The early stages of cancer evolution from single cells are observable in haematological malignancies such as myeloproliferative neoplasms and bone marrow failure syndromes. Here we utilise mouse models and primary patient samples to study the molecular and cellular function of mutant versus non-mutant cells to understand clonal competition and to identify potential new therapeutic targets. We also study the role of the immune cell microenvironment in disease evolution. (Ortmann et al, New England Journal of Medicine 2015; Shepherd et al, Blood 2018; Øbro et al., HemaSphere, 2020). This work is funded by Blood Cancer UK and Cancer Research UK
Somatic mutations occur in normal human cells over the course of life, are inherited stably by their descendants, and can be reliably detected by DNA sequencing. Since the vast majority have no phenotypic effect, they can also serve as excellent clonal markers to determine relatedness of cell types and to estimate population size. In addition to exploring the route that various cancers take to developing over time (see above), we are also interested in using this technique to track and quantify stem cells in a range of other haematological settings, including tracking stem cells in gene therapy trials for sickle cell disease. (Lee-Six et al, Nature 2018; Machado et al., bioRxiv 2021; Lee-Six et al., Exp. Hematol.).
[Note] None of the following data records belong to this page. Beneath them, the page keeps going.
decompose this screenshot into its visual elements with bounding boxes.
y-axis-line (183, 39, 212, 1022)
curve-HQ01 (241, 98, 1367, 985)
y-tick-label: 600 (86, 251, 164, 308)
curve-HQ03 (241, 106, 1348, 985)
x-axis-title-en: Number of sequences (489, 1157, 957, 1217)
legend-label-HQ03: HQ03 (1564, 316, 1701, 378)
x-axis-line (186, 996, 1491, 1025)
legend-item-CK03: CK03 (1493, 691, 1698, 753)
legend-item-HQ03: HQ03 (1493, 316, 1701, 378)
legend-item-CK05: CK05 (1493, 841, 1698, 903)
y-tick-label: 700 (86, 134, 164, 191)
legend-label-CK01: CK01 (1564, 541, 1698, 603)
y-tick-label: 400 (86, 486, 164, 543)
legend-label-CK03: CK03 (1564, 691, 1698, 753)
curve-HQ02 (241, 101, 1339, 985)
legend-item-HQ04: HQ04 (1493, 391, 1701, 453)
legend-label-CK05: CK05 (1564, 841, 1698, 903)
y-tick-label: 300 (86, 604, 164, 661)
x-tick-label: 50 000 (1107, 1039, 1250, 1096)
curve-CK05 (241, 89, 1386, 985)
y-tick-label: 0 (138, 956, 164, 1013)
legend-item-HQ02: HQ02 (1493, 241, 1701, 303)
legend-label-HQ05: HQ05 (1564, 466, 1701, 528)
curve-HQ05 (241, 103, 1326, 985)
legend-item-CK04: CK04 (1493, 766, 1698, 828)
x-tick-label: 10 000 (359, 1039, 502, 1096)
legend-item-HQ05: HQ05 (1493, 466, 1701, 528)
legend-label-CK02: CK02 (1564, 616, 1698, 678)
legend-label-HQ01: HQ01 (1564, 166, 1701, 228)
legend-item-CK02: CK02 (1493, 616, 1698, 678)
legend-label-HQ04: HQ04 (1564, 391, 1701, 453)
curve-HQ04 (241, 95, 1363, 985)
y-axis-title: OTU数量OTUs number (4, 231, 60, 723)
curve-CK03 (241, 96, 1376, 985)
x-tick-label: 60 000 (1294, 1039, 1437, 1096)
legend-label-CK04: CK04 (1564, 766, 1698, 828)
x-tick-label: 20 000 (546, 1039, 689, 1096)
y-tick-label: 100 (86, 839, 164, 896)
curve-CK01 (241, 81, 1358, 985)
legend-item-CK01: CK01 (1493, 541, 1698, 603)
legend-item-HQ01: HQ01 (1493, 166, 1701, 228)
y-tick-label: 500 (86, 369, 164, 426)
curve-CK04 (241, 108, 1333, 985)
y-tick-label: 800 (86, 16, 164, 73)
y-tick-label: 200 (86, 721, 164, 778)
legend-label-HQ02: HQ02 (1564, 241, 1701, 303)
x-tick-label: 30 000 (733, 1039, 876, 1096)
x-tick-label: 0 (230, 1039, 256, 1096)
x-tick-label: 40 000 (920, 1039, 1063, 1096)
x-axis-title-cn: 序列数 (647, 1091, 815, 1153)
This work is funded by the Bill and Melinda Gates Foundation.
The newest area of our lab explores the physical biology of stem cells including the development of new tools/approaches for expanding blood stem cells outside the body. We are exploring the physical and quantitative biology of stem cells through mechanical signalling, mathematical modelling, and the construction of 3D microenvironments and microfluidic devices. This project is funded by the European Research Council.
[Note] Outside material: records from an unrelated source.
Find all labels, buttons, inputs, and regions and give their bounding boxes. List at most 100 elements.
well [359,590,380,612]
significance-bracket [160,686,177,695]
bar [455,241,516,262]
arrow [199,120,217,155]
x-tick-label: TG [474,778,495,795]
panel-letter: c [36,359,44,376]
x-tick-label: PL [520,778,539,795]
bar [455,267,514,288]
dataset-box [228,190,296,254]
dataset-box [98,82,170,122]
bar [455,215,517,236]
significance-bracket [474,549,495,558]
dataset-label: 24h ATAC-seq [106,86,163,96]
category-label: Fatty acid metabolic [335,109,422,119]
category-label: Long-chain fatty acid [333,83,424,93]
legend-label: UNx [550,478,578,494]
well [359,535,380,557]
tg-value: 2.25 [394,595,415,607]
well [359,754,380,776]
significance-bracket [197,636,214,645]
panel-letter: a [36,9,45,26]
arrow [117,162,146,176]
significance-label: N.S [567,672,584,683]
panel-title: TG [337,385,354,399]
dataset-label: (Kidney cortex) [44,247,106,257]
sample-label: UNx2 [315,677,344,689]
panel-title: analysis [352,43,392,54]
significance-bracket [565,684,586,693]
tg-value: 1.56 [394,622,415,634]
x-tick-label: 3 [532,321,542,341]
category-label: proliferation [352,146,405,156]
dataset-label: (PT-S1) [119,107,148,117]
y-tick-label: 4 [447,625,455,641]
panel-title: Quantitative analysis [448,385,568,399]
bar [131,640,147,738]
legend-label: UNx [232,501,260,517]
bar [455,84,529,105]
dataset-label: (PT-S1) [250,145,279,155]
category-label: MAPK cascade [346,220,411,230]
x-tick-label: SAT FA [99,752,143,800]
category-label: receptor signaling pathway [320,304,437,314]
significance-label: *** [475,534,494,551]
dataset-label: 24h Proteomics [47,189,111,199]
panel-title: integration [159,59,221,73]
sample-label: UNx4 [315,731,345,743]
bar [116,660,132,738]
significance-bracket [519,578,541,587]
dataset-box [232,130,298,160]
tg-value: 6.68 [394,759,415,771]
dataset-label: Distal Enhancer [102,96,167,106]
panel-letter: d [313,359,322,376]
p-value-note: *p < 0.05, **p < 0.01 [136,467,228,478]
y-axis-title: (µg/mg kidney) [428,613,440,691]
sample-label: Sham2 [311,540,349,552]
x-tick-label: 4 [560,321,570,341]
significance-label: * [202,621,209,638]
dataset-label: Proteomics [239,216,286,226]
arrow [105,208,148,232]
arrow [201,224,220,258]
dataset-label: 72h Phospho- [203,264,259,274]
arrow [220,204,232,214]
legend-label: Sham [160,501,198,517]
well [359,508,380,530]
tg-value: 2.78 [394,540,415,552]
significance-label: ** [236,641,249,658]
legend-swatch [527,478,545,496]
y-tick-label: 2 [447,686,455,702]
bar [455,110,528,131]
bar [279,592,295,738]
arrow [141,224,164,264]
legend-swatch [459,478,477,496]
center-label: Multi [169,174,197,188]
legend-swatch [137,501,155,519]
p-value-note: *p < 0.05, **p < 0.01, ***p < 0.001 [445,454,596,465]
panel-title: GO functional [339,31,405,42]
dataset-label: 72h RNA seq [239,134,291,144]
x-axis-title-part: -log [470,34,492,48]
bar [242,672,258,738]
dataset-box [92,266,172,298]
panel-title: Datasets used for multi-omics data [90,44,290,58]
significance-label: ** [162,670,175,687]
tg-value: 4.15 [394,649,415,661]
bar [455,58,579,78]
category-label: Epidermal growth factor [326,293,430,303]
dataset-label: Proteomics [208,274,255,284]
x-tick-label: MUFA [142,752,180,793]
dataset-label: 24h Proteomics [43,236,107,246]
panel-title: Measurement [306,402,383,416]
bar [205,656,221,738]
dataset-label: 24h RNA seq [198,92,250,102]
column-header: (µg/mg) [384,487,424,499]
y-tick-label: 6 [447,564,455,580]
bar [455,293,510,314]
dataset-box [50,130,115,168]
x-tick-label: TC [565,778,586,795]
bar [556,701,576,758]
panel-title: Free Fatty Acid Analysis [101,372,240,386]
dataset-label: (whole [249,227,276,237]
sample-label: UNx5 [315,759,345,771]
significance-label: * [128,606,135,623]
Our lab is always interested in recruiting talented and motivated scientists - please do not hesitate to get in touch at email@example.com.
My teaching is heavily informed by our research efforts in Genetics, Stem Cells, Regenerative Medicine, Gene Therapy, and Cancer. In addition to this, I have a long history of public engagement and outreach including the creation of The Black Hole, a website and blog that provides information on and analysis of issues related to the education and training of scientists. I was also course director for Hematology 101, a series of web-based lectures on the basics of blood stem cells and their clinical applications.
I lecture on the Haematology & Immunology in Health & Disease (BIO00085H) and the 3rd year Integrated Masters group projects run by Dr. Jillian Barlow. I have given lectures at the University of Cambridge and Imperial College London in the areas of stem cell biology, blood cancers, and regenerative medicine.
My tutorials are designed to have a high level of participant interaction and a strong focus on building written and oral communication skills. Small, focused and regular group discussion is an excellent way to encourage new lines of thinking that reach beyond the core curriculum.
We are always interested in hearing from bright and motivated young scientists and the interdisciplinary nature of many of our projects means that students from many different areas can find something to pursue in our lab. Overall, we focus on blood stem cell biology but our work encompasses cellular and molecular biology, cancer evolution, mouse models, physical and mechanical biology, computational biology and bioinformatics.